Walter Tirapu, integrante de AIPA, explicó en FM Vos 94.5 los motivos de las subas en los panificados. «Las causas son principalmente el aumento que se viene acumulando en los insumos de mes a mes. Tratamos de sostenerlo lo más que se pudo, pero esta semana con el aumento de un 6% de la harina no quedó otra que trasladarlo a la lista de precios sugerida», afirmó Tirapu.
Luego, habló sobre el acuerdo que anunció el gobierno mediante la Secretaría de Comercio, y el precio fijado en las bolsas de harinas subsidiadas. «Desde que nació ese acuerdo sabíamos que estaba mal, ya que en Mendoza solamente llegó un molino con la harina subsidiada, y como consecuencia, solamente pudo abastecer a muy pocas panaderías. Ahora están viendo de instrumentar otro tipo de subsidio, el cual le llegaría directamente al panadero. Igualmente está todo muy verde, y parece estar lejana su implementación», explicó.
Por otra parte, brindó la lista actualizada de los precios. «El aumento fue del 10 %. De este modo el pan quedaría a un valor sugerido para la venta de 360 pesos por kilo, mientras que la docena de tortitas cuestan 590 pesos y la docena de facturas de comunes 870 pesos», detalló el integrante de la Asociación de Industriales Panaderos y Afines de Mendoza.
Asimismo, indicó que este es el tercer incremento que se registra en el año. «Nosotros tratamos de trasladar estos aumentos cada tres o cuatro meses.
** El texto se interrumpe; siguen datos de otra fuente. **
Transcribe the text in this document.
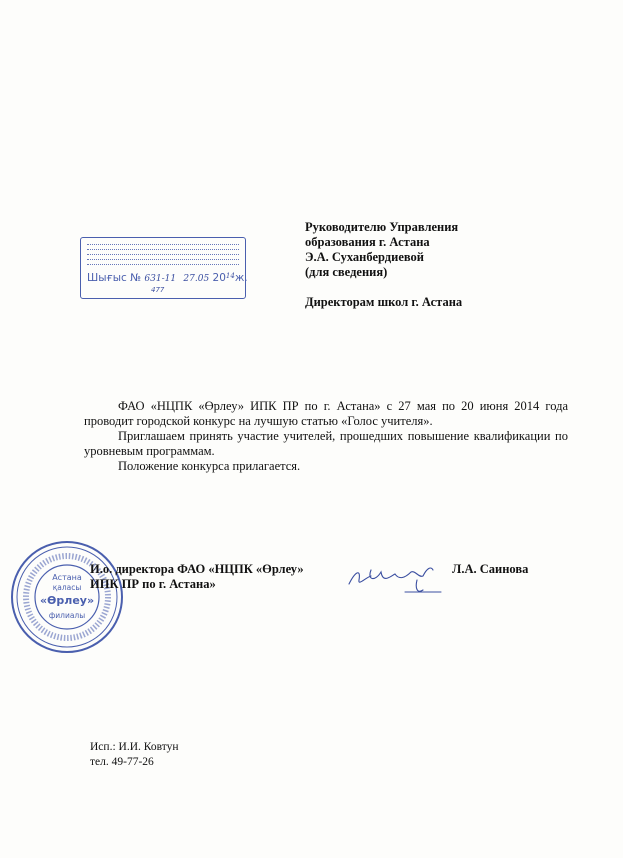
Руководителю Управления
образования г. Астана
Э.А. Суханбердиевой
(для сведения)
Директорам школ г. Астана
Шығыс № 631-11 27.05 $20^{14}ж$.
477

ФАО «НЦПК «Өрлеу» ИПК ПР по г. Астана» с 27 мая по 20 июня 2014 года проводит городской конкурс на лучшую статью «Голос учителя».

Приглашаем принять участие учителей, прошедших повышение квалификации по уровневым программам.

Положение конкурса прилагается.

Астана
қаласы
«Өрлеу»
филиалы
И.о. директора ФАО «НЦПК «Өрлеу»
ИПК ПР по г. Астана»
Л.А. Саинова
Исп.: И.И. Ковтун
тел. 49-77-26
Los primeros días, quizás se resienten las ventas, pero la gente entiende que es un producto más que registra una suba en sus precios, tal como pasa con los fideos, el arroz, el azúcar, la manteca, o cualquier mercadería de una góndola del supermercado. Nosotros sabemos que el pan es un bien muy sensible y de uso familiar, pero lamentablemente no queda exento de este escenario inflacionario que nos afecta a todos», argumentó.
«La gente va con la plata al mostrador y el que compraba 100 pesos sigue comprando lo mismo por ese valor. Si compraba 500 pesos de facturas o tortitas, continuará adquiriendo por la misma suma. En todas las crisis el consumo baja, por la simple razón de que los salarios nunca aumentan al ritmo de la inflación», reflexionó al finalizar la charla.